Humans are the expensive part of the equation, but not that expensive, Dunayev says crowdsourcing services mean he can buy the highest quality labour at the lowest cost.
We’re not talking about hoards of poorly paid workers slaving in third-world battery farms here. He says over half the transcribers are in North America. That might mean stay-at-home-mothers leaping online for a few minutes transcribing between nappies and feeds.
This becomes possible and practical because of the way TranscribeMe breaks work into small blocks and then schedules jobs piecemeal to an army of remote typists. Atomising work this way has a second advantage – it means no-one gets to hear a whole recording and that makes the service more secure for customers concerned about privacy.
Dunayev says the crowdsourcing and smart scheduling give his business a structural advantage in the professional services space. Not running to the third world, but using native English speakers helps with quality.
He says his company has a wealth of data on transcribers, so jobs are sent to those best suited to work with the source material – for example, TranscribeMe tracks which regional accents its workers are best at dealing with.
Will computers replace people? Not for
Will computers ever be able to completely replace humans for this work? Perhaps in the distant future, but even Nuance, the company behind Dragon Dictate and Siri, now says it will take another 10 years for computers to match humans transcription quality.

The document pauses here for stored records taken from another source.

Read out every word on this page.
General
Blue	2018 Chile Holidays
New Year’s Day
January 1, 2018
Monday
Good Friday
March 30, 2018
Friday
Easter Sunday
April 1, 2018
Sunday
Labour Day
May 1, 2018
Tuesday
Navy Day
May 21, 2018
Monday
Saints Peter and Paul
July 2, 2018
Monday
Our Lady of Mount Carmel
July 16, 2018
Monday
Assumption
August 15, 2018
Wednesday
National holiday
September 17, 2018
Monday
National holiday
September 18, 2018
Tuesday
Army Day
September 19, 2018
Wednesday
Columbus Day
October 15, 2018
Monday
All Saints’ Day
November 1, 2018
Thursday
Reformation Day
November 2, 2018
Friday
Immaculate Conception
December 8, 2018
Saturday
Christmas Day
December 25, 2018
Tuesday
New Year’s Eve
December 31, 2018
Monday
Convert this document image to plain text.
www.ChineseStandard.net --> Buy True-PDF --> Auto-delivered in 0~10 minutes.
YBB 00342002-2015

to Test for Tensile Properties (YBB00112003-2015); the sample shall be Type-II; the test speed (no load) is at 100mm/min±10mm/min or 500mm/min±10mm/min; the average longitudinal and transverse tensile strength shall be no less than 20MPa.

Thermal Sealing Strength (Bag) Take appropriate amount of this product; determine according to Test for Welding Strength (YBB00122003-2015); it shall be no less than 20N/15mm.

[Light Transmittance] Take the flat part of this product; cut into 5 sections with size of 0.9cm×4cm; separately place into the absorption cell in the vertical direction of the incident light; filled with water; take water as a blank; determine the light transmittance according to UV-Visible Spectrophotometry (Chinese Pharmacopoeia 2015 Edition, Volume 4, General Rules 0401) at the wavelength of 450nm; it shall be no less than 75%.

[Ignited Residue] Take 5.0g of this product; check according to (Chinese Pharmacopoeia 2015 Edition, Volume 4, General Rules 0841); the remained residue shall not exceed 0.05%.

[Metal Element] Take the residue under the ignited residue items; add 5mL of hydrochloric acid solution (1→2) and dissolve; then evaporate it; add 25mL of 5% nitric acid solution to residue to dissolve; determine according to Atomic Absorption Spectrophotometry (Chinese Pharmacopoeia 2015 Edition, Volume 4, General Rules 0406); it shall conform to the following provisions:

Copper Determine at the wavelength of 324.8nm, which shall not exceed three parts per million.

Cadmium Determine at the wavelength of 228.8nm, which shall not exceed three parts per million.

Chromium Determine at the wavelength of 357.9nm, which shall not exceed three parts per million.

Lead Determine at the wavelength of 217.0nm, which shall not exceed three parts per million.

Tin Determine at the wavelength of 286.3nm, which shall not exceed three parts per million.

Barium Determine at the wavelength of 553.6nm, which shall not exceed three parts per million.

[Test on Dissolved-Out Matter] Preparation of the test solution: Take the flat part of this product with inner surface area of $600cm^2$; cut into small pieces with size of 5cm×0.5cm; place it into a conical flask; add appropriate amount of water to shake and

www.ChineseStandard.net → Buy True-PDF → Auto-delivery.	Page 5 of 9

Dunayev sees computers playing a bigger role, but says even when computer transcription gets to 99 percent accuracy there will still be need for humans to proofread and check their work. He doesn’t see full automation for at least a decade.
To date TranscribeMe has only scratched the surface. Dunayev says the total market for transcription is around $10 billion a year – although that isn’t all addressable by his business.
Still there are opportunities. Dunayev points to the intelligent voice recognition software integrated into large-scale systems such as the one used by United Airlines for taking phone bookings.
He says the voice component will have cost the airline around $150 million, for a system which may be in use for just seven years. He says using a service like TranscribeMe would cost a fraction on the amount spent on the system.